In 1953, Hellertown Borough and Lower Saucon Township entered into joint agreement, and formed the Hellertown-Lower Saucon Joint School System. Planning began immediately for an addition to the High School Building on Main Street, another addition to the Reinhard School, and a new elementary school for Lower Saucon Township, which would phase out its 14 one room schools. Later planning included an annex to the Wolf Elementary School.
Some detail of this building program follows:
Reinhard Elementary Annex and Renovations–8 classrooms, cafeteria, auditorium, health suite and library. Completed September, 1957. Cost–$400,000.
Lower Saucon Elementary–22 classrooms, cafeteria, auditorium, health suite and library. Completed September, 1958. Cost–$940,000.

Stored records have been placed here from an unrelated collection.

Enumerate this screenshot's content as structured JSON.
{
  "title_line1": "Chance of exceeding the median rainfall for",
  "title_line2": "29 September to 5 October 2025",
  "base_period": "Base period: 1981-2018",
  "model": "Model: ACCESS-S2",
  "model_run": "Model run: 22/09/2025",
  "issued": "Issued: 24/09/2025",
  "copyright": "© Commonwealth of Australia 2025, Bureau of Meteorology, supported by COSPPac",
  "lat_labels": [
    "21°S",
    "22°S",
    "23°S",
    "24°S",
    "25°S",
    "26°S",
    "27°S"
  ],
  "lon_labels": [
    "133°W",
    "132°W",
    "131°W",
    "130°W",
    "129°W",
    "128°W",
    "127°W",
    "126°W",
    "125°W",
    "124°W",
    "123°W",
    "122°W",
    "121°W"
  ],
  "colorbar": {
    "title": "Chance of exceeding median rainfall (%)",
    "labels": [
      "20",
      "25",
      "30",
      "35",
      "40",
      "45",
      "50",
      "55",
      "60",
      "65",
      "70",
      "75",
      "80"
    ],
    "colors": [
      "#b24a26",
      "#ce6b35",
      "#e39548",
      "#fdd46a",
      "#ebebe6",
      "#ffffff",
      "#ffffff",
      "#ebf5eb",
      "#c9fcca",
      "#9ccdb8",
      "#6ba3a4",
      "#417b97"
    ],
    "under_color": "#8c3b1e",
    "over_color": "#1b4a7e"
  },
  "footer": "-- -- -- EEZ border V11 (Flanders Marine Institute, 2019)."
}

High School Annex and Renovations–12 classrooms, library, cafeteria, auditorium, gymnasium, industrial arts shops, home economics suite, choral and band room, health suite. Completed January, 1959. Cost–$1,800,000.
Wolf Elementary Annex and Renovation–kindergarten room, cafeteria and auditorium. Completed April, 1962. Cost $242,600.
Besides the construction completed during this period there were other accomplishments. The instructional program was reviewed and improved. All schools–elementary and high school were evaluated and given satisfactory ratings. The high school was accredited by the Middle States Association of Secondary Schools and Colleges in 1962.
It might also be noted that a broad program of sports was adopted from 1932 to the present. Lehigh-Northampton League championships have been won during this period in football, basketball, baseball, track, and wrestling. The last mentioned sport has given us a state champion in 1970 and 1971 in the person of Don Rohn and in 1972 Dan Santoro.
The resignation of M. E. Illick, Supt. of Schools, effective August 31, 1963 ended thirty-six years of service to the Borough and Joint School Systems. He was succeeded by Mr. Glenn D. Muirhead who served from 1963-70. During Mr. Muirhead’s administration the Joint School System was dissolved and the new Saucon Valley School District was organized December 5, 1966. Mr. Muirhead resigned as Supt. of Schools June 30, 1970 and was succeeded by Dr. W. Eugene Stull, who is presently serving in that capacity.
The completion of the new Saucon Valley Sr. High School in 1971 marked the end of overcrowded classrooms and facilities and the beginning of a new era in the educational program of the community. This building includes 25 classrooms, library, auditorium, gymnasium, homemaking suite, industrial arts shops, music rooms, health suite, faculty rooms, cafeteria, swimming pool, and an administrative suite. Its total cost was $5,150,000.
The addition of an area Vocational High School as well as a Community College both supported financially by the school district has enriched the program for our youth. Working together with community understanding and careful planning we shall continue to design for the future–to build better citizens and a better community.
*Note: The combined cost of the school buildings and additions that were constructed in Saucon Valley between 1957 and 1971, if adjusted for inflation, would equal approximately $67 million in 2021. This is more than the entire district budget for the 2020-2021 school year, which was approximately $48.1 million.